Kickstart your application before adding full load

A common challenge for most application is the response time of the initial incoming requests. The initial requests trigger a lot of initialization code caused by opening connections and setting up connection pools as well as instantiating objects for singletons etc.

If your application is response time critical, you need something extra to prevent that these initializations effect your client request and related service level agreements. E.g. 1 initial response of 30 seconds could cause a timeout exception in your clients and will have a devastating effect on your SLA if you have to realize an average response of say 50 ms.

This article will describe some ways to kickstart your application in a way that the real client application requests will be handled fast from the start.

Manage the incoming load

Make sure that when you add an application instance, the load is slowly increased on the new instance when it is marked available.

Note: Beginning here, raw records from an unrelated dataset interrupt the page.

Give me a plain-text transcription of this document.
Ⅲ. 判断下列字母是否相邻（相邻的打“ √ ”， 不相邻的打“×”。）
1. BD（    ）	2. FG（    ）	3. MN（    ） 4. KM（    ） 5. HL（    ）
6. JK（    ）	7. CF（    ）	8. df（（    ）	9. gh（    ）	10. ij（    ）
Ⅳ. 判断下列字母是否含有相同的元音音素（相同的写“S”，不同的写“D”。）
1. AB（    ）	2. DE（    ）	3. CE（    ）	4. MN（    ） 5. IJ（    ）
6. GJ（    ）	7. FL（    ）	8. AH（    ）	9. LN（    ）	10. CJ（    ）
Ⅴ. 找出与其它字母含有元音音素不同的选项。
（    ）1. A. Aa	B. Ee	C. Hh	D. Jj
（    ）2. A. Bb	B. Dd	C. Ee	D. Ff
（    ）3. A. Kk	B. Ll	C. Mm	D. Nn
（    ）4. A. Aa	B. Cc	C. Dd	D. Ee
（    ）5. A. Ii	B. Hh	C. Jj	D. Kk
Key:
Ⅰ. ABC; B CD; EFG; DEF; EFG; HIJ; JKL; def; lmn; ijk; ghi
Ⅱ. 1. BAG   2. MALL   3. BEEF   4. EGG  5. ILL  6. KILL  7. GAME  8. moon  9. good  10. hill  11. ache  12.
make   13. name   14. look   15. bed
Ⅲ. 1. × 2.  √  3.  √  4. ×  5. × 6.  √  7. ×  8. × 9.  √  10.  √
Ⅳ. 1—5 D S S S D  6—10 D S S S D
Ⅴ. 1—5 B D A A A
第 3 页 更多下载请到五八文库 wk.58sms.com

In case you have or want to restart your application for an application upgrade or other reason, you have to:

  •  Mark the instance as unavailable and wait for all existing connections to be closed.
    • Usually the existing http(s) connections will remain used until the socket is closed. (In apache http e.g. based on MaxKeepAliveRequests and KeepAliveTimeout
  • Then do your maintenance or upgrade followed by a health check and/or canary test and the kickstart requests as mentioned in the next section
  • Then mark the instance as available and allow incoming requests to the new instance (in a controlled way)

Kickstart the application with near-to-real requests

Suppose you are able to send in real requests, then everything gets initiated perfectly. But suppose you build a payment system and you insert payments, then these payments will get processed or rejected, but it will be undesirable that such payments are done. So a near-to-real request which triggers almost the same execution path is a better solution.

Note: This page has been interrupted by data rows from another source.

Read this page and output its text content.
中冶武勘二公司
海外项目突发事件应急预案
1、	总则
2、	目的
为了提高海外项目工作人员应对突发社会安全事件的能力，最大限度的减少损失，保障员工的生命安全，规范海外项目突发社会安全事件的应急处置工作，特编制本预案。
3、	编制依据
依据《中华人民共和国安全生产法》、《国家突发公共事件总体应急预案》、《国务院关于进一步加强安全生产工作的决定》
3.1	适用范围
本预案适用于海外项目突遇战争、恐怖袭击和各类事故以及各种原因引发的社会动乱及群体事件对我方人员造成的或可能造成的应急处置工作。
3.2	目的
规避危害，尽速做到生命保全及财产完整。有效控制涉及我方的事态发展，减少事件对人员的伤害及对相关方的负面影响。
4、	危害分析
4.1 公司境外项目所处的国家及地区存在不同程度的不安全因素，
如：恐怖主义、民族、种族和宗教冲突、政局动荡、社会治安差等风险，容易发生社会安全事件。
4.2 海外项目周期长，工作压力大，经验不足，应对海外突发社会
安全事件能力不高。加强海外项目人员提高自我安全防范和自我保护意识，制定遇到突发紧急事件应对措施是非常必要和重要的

A solution can consist of the following elements:

  1. Extra code in the application to support and secure this
  2. Bash scripts to send kickstart requests
  3. Extra configuration in HTTP Server, Linux to allow requests in a limited and secured way

1a Code that executes at startup before the application becomes available

In Java EE or Spring you can define code that automatically starts when the application is started. This is a perfect place to do some basic initializations that benefit the whole application:

  • Do some database queries to open up connections to the database
  • Do some database queries on configuration data to fill up caches
  • Call some backend services to open up http(s) connections, MQ connections or other resource related connections
  • Initialize (hardware) keystores and do some singing or validation

However this will not really initialize your own SOAP and REST service end points.

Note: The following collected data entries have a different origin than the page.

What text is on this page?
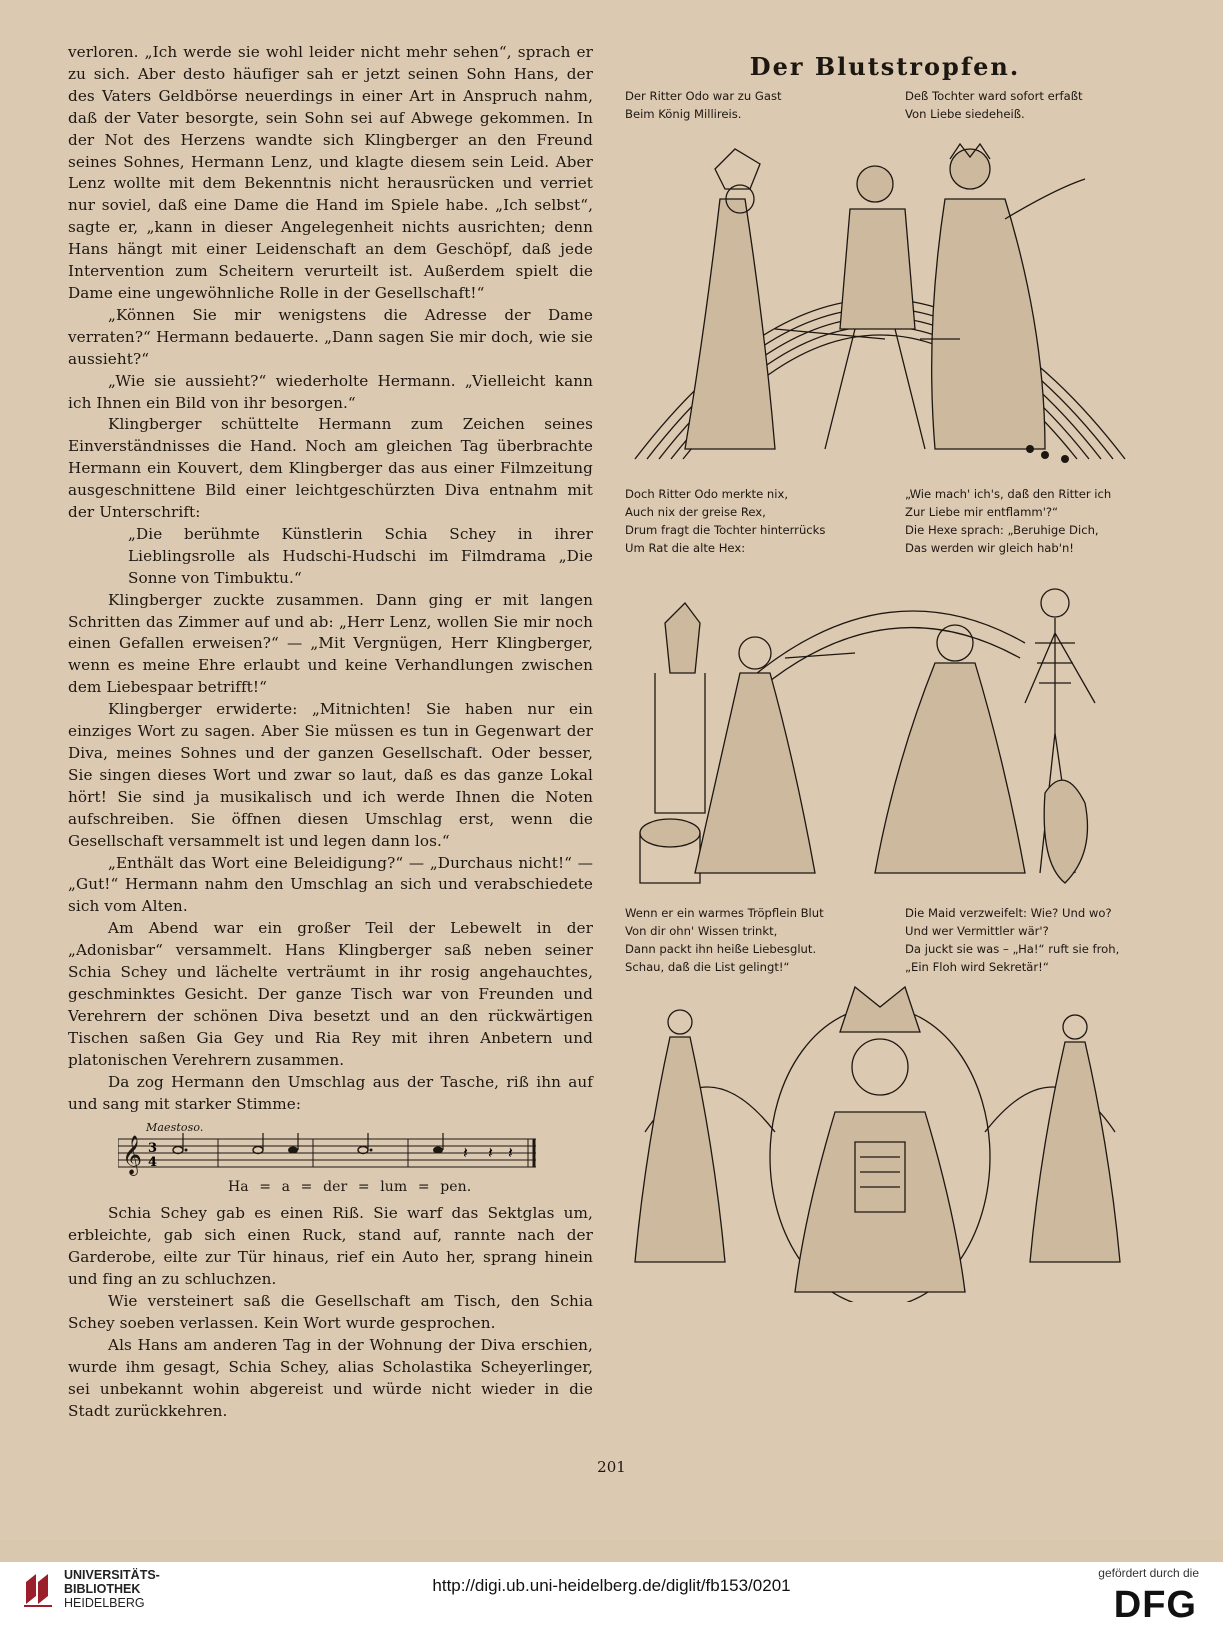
verloren. „Ich werde sie wohl leider nicht mehr sehen“, sprach er zu sich. Aber desto häufiger sah er jetzt seinen Sohn Hans, der des Vaters Geldbörse neuerdings in einer Art in Anspruch nahm, daß der Vater besorgte, sein Sohn sei auf Abwege gekommen. In der Not des Herzens wandte sich Klingberger an den Freund seines Sohnes, Hermann Lenz, und klagte diesem sein Leid. Aber Lenz wollte mit dem Bekenntnis nicht herausrücken und verriet nur soviel, daß eine Dame die Hand im Spiele habe. „Ich selbst“, sagte er, „kann in dieser Angelegenheit nichts ausrichten; denn Hans hängt mit einer Leidenschaft an dem Geschöpf, daß jede Intervention zum Scheitern verurteilt ist. Außerdem spielt die Dame eine ungewöhnliche Rolle in der Gesellschaft!“

„Können Sie mir wenigstens die Adresse der Dame verraten?“ Hermann bedauerte. „Dann sagen Sie mir doch, wie sie aussieht?“

„Wie sie aussieht?“ wiederholte Hermann. „Vielleicht kann ich Ihnen ein Bild von ihr besorgen.“

Klingberger schüttelte Hermann zum Zeichen seines Einverständnisses die Hand. Noch am gleichen Tag überbrachte Hermann ein Kouvert, dem Klingberger das aus einer Filmzeitung ausgeschnittene Bild einer leichtgeschürzten Diva entnahm mit der Unterschrift:

„Die berühmte Künstlerin Schia Schey in ihrer Lieblingsrolle als Hudschi-Hudschi im Filmdrama „Die Sonne von Timbuktu.“

Klingberger zuckte zusammen. Dann ging er mit langen Schritten das Zimmer auf und ab: „Herr Lenz, wollen Sie mir noch einen Gefallen erweisen?“ — „Mit Vergnügen, Herr Klingberger, wenn es meine Ehre erlaubt und keine Verhandlungen zwischen dem Liebespaar betrifft!“

Klingberger erwiderte: „Mitnichten! Sie haben nur ein einziges Wort zu sagen. Aber Sie müssen es tun in Gegenwart der Diva, meines Sohnes und der ganzen Gesellschaft. Oder besser, Sie singen dieses Wort und zwar so laut, daß es das ganze Lokal hört! Sie sind ja musikalisch und ich werde Ihnen die Noten aufschreiben. Sie öffnen diesen Umschlag erst, wenn die Gesellschaft versammelt ist und legen dann los.“

„Enthält das Wort eine Beleidigung?“ — „Durchaus nicht!“ — „Gut!“ Hermann nahm den Umschlag an sich und verabschiedete sich vom Alten.

Am Abend war ein großer Teil der Lebewelt in der „Adonisbar“ versammelt. Hans Klingberger saß neben seiner Schia Schey und lächelte verträumt in ihr rosig angehauchtes, geschminktes Gesicht. Der ganze Tisch war von Freunden und Verehrern der schönen Diva besetzt und an den rückwärtigen Tischen saßen Gia Gey und Ria Rey mit ihren Anbetern und platonischen Verehrern zusammen.

Da zog Hermann den Umschlag aus der Tasche, riß ihn auf und sang mit starker Stimme:

Maestoso.
𝄞 3
4
𝄽 𝄽 𝄽
Ha = a = der = lum = pen.

Schia Schey gab es einen Riß. Sie warf das Sektglas um, erbleichte, gab sich einen Ruck, stand auf, rannte nach der Garderobe, eilte zur Tür hinaus, rief ein Auto her, sprang hinein und fing an zu schluchzen.

Wie versteinert saß die Gesellschaft am Tisch, den Schia Schey soeben verlassen. Kein Wort wurde gesprochen.

Als Hans am anderen Tag in der Wohnung der Diva erschien, wurde ihm gesagt, Schia Schey, alias Scholastika Scheyerlinger, sei unbekannt wohin abgereist und würde nicht wieder in die Stadt zurückkehren.

Der Blutstropfen.
Der Ritter Odo war zu Gast
Beim König Millireis.
Deß Tochter ward sofort erfaßt
Von Liebe siedeheiß.
Doch Ritter Odo merkte nix,
Auch nix der greise Rex,
Drum fragt die Tochter hinterrücks
Um Rat die alte Hex:
„Wie mach' ich's, daß den Ritter ich
Zur Liebe mir entflamm'?“
Die Hexe sprach: „Beruhige Dich,
Das werden wir gleich hab'n!
Wenn er ein warmes Tröpflein Blut
Von dir ohn' Wissen trinkt,
Dann packt ihn heiße Liebesglut.
Schau, daß die List gelingt!“
Die Maid verzweifelt: Wie? Und wo?
Und wer Vermittler wär'?
Da juckt sie was – „Ha!“ ruft sie froh,
„Ein Floh wird Sekretär!“
201
UNIVERSITÄTS-
BIBLIOTHEK
HEIDELBERG
http://digi.ub.uni-heidelberg.de/diglit/fb153/0201
gefördert durch die
DFG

1b Code that detects kickstart requests and stops the request just-in-time

A near-to-real request must have some elements that can be detected so these will be treated in the right way. Basic steps include:

  • Detect the origin
  • Detect normal kickstart request or attempt to misuse the kickstart functionality (fraud)
  • Change the request in a way that the end result is not the same as a real request. E.g. a kickstart request does a lot of steps but in the end it will be rejected and not stored or logged as incidents.

2 Bash or other tools that send kickstart request

You need something that sends out a kickstart request and that something is only to be executed within the same instance of the application by the something that automatically starts the application.

3 Special configuration in the middleware/infrastructure

You need some protective measures such that the kickstart cannot be accessed outside of the instance itself.

Results of implementing such kickstart requests

The results of implementing such a solution (I cannot share to much details) is really worth the while.

The initial request in my case was 19 seconds, and all subsequent requests were under 100 ms. Where you still could see that some code paths for the real request were still new, but the greatest reduction in response times were already realized.